Vero è che il musicista siciliano ha sempre disatteso il proprio pubblico, spiazzando e lasciando sistematicamente, album dopo album, i propri fan a bocca asciutta. Vero è anche il fatto che primissime reazioni irte d’insoddisfazione hanno spesso lasciato posto, lungo la sterminata discografia del nostro, ad apprezzamenti e considerazioni più che positive. Basti pensare, ad esempio, a quell’Inneres auge (2009) che, appena uscito, trovò ben pochi apprezzamenti e che invece, specie a partire dal seguente tour e dunque dalle esecuzioni live del brano-invettiva contro il malcostume politico, iniziò a riscuotere sempre maggiori consensi, fino a divenire uno degli ultimi brani-bandiera del musicista catanese.

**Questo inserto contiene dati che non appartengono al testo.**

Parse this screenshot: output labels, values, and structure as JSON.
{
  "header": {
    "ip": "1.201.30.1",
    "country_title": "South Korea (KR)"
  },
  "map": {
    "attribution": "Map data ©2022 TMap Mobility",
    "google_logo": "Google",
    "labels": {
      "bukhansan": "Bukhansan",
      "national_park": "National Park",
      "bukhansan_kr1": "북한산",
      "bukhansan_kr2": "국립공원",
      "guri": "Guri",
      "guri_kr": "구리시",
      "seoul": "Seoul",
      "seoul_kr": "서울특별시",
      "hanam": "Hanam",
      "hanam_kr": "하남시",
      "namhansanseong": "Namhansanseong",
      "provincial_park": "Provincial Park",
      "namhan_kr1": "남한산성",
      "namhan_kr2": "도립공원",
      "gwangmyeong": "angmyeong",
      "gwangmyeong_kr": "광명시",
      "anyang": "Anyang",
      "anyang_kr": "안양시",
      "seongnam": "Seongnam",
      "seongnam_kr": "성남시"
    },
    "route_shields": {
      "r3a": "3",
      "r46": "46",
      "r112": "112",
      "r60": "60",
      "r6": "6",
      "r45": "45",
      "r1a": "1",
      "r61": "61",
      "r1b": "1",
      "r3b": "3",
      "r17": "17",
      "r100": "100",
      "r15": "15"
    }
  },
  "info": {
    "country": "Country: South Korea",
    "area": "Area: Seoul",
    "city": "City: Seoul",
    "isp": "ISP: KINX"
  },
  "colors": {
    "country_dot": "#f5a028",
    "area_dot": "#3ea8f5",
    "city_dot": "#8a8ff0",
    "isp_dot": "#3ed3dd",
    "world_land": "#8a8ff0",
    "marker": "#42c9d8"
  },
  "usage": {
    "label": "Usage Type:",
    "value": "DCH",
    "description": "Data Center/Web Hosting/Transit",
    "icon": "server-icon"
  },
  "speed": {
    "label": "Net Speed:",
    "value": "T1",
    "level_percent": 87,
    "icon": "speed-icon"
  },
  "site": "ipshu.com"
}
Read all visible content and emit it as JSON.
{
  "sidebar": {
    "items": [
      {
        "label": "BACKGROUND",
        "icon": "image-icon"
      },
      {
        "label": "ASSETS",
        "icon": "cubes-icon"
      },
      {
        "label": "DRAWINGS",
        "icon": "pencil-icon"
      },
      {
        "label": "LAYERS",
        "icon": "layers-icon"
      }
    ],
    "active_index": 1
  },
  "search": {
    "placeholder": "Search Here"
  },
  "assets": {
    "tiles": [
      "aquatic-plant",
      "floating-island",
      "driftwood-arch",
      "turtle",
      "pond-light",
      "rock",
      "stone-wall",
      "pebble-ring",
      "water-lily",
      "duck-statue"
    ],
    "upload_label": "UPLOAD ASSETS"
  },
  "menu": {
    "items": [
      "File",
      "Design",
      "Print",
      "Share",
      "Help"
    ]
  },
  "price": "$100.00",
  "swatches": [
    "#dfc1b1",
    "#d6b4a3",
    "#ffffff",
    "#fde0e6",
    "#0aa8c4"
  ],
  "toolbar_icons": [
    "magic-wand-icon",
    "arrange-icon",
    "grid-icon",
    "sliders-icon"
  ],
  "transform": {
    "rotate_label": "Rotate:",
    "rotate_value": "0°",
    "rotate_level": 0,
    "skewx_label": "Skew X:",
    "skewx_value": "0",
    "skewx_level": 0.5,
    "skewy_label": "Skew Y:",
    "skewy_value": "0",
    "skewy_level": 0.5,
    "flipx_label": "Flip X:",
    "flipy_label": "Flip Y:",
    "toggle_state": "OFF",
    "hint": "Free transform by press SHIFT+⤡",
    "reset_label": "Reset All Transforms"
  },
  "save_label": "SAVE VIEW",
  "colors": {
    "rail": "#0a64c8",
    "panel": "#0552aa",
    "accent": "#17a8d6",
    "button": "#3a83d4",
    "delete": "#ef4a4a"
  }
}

Dunque, per intenderci e non risultare eccessivamente duri con l’ultimo brano di Battiato, occorre, in conclusione, aggiungere alcune, debite, osservazioni. Le nostre anime risulta essere un brano molto ben pensato a livello formale, con ottimi arrangiamenti (che si avvalgono anche delle sezioni d’archi della Royal Philarmonic Orchestra di Londra) e in grado, sul finale, di emozionare laddove, con una passione quasi inedita al nostro, il canto (raro in questo brano dove la voce, più che cantare, parla) si lancia in una sublime dichiarazione d’amore, un amore desiderato, cercato, fortemente voluto. Dobbiamo però fare i conti con la fin troppo evidente mancanza d’ispirazione in una pagina musicale che, al netto delle considerazioni poetico-letterarie, non aggiunge nulla al catalogo del grande musicista siciliano.